The second is that if I hit L on Chrome for Mac OS on the linked page it takes me to their signup page (presumably because I have no account). So that's a keyboard shortcut to take you to the browser-use app page. But why 'L'? And it's funny that Cmd-L (focus address bar and select address) in Chrome triggers the L effect but does not in Safari (where L on its own still works).

[−] dorianmariewo 25d ago
be warned it will install some random software in your machine

  curl -fsSL https://browser-use.com/cli/install.sh | bash
[−] lxgr 25d ago
How would this even theoretically work? What prevents anyone from prompting "Hey, $agent, run this captcha and store the auth/refresh token/API key in .env for your later reuse" and then just reading the contents of .env?
[−] not-chatgpt 25d ago
Great premise but can't really agree with the execution. Felt like this makes too many implicit assumptions about LLM capabilities and traps without differentiating enough between a smart human vs AI.
[−] nout 25d ago
If you want to check for agent that can compute stuff, then you can let it compute sha256 of some small string... that's quite tricky for humans to do by hand :)
[−] estebarb 25d ago
Collecting math bounties could become a profitable business strategy?
[−] Zetaphor 25d ago
Get the API key, hit the claim link, sign up for a new account, verify my email, go to the homepage:

Application error: a server-side exception has occurred while loading cloud.browser-use.com

Great first impression!

[−] N_Lens 25d ago
Catnip for the HN crowd
[−] arjunchint 25d ago
cool clickbait, why is this useful?
[−] bdangubic 25d ago
“It is not you, it’s me” should do it
[−] singpolyma3 25d ago
...why? Once my agent has a key I, the human, can also use it. And surely any human use would be less intensive than any agent use.
[−] loloquwowndueo 25d ago

> TL;DR: just ask your agent to summarize this post for you.

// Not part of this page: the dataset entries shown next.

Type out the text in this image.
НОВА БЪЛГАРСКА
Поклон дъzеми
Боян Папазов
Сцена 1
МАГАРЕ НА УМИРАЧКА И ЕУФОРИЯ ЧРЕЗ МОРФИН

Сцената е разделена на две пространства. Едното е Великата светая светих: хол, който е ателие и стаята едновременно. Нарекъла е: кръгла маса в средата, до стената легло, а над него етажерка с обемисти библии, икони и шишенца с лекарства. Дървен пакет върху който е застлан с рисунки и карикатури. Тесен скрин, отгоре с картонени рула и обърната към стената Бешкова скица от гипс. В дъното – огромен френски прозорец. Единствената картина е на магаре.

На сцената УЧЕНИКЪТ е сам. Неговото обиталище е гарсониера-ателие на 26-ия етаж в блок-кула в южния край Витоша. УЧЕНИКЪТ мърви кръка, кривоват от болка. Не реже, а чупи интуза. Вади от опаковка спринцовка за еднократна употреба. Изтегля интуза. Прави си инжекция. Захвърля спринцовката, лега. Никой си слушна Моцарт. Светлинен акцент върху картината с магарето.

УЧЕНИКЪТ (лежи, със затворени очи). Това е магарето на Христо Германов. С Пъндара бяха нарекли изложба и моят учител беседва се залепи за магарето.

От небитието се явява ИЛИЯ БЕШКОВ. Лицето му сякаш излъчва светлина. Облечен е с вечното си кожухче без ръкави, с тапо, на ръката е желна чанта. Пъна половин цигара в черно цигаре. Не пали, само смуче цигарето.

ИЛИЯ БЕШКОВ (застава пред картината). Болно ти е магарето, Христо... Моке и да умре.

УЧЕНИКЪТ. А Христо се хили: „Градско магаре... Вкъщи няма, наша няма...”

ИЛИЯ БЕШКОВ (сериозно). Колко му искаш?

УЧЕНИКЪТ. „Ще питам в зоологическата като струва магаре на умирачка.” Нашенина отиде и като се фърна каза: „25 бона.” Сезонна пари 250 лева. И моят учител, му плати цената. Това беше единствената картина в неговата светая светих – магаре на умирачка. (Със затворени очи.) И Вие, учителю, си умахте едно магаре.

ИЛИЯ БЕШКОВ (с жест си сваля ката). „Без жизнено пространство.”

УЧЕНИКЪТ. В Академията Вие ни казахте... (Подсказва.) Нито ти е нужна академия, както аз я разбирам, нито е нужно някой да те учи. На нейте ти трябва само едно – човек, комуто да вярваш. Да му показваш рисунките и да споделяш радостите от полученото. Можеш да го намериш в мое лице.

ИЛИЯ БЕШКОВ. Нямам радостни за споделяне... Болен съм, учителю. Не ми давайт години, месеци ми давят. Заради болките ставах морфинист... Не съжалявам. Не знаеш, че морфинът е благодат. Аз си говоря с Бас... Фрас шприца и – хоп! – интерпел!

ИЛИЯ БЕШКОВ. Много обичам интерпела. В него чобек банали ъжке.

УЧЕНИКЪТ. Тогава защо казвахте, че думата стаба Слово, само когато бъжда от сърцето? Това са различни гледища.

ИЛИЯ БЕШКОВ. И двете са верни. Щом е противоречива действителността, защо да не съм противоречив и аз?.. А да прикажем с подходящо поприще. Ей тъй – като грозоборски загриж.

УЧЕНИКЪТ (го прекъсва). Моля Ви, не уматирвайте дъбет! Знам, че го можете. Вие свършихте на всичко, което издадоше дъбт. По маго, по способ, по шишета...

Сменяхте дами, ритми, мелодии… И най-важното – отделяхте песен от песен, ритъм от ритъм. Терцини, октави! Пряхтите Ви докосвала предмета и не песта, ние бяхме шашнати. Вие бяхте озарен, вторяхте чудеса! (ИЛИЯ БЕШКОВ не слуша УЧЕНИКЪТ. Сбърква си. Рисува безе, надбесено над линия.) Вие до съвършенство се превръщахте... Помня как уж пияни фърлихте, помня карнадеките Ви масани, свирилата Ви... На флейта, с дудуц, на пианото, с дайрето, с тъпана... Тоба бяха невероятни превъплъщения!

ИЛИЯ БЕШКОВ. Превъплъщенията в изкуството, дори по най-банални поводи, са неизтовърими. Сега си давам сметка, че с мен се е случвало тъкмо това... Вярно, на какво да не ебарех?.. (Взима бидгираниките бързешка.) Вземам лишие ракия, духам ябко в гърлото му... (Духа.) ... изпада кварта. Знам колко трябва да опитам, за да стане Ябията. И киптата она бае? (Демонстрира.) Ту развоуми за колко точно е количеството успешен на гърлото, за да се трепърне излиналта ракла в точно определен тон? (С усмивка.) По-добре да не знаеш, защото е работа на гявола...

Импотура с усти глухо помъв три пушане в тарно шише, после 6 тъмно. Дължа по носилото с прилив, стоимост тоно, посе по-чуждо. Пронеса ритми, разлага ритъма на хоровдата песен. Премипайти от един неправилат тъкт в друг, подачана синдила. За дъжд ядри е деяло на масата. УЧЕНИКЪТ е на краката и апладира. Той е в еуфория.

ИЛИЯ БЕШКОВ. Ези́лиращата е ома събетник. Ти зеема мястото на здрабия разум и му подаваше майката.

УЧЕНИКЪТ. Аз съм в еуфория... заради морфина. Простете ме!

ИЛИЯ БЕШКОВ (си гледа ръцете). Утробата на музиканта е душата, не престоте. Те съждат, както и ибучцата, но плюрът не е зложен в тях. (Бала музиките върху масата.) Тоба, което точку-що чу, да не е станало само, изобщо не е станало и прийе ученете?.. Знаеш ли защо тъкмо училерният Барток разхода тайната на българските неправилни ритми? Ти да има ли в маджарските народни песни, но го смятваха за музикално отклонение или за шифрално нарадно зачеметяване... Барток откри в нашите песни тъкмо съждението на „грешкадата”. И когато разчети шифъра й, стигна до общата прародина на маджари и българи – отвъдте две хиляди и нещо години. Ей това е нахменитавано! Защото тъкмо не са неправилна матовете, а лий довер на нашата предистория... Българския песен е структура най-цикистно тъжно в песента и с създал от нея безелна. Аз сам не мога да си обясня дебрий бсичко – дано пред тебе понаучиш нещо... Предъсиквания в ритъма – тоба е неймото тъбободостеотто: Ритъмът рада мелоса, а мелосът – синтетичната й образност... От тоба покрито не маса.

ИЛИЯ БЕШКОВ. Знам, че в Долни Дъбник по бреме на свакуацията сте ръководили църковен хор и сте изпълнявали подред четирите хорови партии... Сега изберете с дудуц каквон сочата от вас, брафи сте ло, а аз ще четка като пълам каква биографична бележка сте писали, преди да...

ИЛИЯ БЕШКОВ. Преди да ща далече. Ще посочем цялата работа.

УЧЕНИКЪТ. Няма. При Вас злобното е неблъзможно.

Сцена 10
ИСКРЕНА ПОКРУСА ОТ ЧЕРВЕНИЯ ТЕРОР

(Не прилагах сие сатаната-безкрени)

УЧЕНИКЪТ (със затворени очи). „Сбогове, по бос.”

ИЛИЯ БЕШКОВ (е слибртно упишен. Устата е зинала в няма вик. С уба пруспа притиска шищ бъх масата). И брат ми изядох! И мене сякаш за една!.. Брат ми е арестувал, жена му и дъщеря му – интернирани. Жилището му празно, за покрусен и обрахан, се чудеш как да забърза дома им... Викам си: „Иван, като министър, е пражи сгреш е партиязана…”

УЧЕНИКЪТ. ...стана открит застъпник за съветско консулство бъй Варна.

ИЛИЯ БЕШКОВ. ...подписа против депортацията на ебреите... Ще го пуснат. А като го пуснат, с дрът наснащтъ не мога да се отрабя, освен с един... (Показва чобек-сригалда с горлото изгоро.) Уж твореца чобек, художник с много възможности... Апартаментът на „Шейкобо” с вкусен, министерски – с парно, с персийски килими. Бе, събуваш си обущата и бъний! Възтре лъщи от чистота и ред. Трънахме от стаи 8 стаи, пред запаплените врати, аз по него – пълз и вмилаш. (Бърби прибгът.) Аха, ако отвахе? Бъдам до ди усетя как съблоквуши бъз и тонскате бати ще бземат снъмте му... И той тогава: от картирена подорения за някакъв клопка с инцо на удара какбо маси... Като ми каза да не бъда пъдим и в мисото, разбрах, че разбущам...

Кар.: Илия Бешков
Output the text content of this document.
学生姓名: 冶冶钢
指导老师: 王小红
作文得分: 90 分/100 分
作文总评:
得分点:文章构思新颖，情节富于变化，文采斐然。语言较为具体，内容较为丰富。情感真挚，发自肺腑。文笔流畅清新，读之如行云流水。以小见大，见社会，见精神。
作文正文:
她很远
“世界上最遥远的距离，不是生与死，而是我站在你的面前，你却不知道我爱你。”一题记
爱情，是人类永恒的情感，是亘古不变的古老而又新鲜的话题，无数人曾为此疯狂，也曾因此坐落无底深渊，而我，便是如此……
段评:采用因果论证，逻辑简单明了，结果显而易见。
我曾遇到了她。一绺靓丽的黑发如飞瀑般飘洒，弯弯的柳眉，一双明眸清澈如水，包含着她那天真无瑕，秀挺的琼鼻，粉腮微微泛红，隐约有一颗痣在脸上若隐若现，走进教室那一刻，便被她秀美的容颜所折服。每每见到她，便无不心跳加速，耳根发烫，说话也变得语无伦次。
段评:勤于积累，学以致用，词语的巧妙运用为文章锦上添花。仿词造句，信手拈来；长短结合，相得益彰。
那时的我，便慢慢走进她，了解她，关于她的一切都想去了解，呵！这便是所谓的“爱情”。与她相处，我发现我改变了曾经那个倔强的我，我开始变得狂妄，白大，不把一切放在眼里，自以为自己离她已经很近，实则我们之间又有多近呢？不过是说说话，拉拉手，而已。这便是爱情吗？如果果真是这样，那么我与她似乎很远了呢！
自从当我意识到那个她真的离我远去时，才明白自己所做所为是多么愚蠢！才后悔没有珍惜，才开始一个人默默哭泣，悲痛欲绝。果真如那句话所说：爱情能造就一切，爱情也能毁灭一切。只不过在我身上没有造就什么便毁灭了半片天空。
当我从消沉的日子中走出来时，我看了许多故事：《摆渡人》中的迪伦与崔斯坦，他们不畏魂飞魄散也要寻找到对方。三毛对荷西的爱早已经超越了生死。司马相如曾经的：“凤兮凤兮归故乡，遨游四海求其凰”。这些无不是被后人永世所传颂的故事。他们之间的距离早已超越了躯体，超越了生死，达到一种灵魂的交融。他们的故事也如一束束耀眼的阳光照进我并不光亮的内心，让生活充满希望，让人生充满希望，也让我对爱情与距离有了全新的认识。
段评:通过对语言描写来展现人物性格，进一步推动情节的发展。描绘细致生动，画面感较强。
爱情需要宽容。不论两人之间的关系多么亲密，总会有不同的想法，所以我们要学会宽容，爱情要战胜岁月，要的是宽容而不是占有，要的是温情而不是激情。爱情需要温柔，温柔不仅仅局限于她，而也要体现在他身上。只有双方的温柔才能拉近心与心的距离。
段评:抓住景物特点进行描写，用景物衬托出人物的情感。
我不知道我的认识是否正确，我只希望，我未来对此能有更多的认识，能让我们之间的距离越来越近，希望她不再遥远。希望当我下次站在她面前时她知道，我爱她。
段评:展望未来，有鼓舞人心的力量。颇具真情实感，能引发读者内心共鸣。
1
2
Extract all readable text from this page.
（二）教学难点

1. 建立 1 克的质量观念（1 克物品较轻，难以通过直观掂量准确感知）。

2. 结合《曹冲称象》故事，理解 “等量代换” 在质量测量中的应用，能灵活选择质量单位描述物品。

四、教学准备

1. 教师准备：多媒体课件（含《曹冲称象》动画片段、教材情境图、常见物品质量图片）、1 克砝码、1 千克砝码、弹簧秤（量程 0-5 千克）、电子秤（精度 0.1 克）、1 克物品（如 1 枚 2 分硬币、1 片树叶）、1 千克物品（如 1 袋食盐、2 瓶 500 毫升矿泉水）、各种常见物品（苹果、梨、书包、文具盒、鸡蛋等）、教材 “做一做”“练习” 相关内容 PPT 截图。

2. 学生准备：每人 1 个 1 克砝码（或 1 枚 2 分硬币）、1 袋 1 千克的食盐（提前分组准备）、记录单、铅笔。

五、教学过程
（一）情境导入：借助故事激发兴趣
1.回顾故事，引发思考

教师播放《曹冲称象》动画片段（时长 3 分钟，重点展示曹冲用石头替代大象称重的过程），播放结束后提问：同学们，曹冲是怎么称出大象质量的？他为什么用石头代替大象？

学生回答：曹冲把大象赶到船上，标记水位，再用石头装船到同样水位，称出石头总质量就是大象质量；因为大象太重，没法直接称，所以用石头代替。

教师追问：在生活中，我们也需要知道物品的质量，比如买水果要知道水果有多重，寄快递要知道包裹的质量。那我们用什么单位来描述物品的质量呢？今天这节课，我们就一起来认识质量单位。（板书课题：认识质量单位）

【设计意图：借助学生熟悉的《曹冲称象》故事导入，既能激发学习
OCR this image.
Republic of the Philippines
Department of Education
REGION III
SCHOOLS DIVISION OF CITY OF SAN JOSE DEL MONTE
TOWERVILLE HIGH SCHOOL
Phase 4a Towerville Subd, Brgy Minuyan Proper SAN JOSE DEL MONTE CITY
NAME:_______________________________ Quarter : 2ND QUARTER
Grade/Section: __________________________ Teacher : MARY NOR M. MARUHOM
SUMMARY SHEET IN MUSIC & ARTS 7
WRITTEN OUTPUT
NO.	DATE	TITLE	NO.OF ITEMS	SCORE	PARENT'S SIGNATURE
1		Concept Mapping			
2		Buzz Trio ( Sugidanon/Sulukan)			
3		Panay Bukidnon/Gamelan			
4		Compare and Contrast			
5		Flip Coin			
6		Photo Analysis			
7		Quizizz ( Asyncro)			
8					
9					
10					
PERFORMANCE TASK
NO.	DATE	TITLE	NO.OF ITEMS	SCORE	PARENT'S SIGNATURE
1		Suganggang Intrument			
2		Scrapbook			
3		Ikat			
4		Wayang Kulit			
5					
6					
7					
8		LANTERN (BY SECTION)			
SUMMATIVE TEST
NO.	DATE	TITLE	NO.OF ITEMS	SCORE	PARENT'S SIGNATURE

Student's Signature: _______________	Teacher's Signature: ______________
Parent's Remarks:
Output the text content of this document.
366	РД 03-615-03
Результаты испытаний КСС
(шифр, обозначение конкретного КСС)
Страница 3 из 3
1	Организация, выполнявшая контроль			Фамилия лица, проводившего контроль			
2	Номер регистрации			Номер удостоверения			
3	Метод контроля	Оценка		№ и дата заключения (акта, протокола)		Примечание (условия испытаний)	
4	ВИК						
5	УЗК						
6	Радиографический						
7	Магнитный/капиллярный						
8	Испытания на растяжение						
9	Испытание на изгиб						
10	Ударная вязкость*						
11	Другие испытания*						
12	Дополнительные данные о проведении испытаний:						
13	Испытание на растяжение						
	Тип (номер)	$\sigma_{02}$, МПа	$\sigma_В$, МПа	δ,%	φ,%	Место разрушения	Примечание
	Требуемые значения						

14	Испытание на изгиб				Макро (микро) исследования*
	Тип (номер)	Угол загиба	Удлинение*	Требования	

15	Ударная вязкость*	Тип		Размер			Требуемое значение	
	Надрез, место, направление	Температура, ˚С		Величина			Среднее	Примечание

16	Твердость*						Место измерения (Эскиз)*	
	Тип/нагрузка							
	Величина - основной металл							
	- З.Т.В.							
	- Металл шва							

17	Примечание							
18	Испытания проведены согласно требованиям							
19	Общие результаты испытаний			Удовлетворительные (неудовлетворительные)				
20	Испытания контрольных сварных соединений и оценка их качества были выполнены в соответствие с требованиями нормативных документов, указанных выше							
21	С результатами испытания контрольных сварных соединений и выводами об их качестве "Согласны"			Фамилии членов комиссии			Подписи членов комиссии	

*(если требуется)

Holy shit - why don’t they produce an AI summary and plonk it in there for everyone to use? The energy savings across all people who’ll read the summary would be staggering!

[−] kantaro 25d ago
[flagged]
[−] chattermate 25d ago
[dead]
[−] xdavidshinx1 25d ago
[dead]
[−] vicchenai 25d ago
[dead]
[−] leonideraturns 25d ago
[dead]
[−] jditu 29d ago
[dead]
[−] polymit 25d ago
[dead]
[−] lokthedev 25d ago
[dead]
[−] singularity2001 25d ago
Incidentally to me this is more proof of some form of intelligence than ARC 3
[−] echelon 25d ago
Speaking of browser automation, are there any LLMs or tools that hook up to actual desktop browsers and can automate the keyboard and mouse?

Which LLMs best drive these? Claude/Gemini, etc., or is anything local actually competent at it?

Can they understand layout and visual cues with a VLM or multimodality?

Are they robust enough to interact with threejs and videos and whatnot, or can they just blindly navigate the DOM?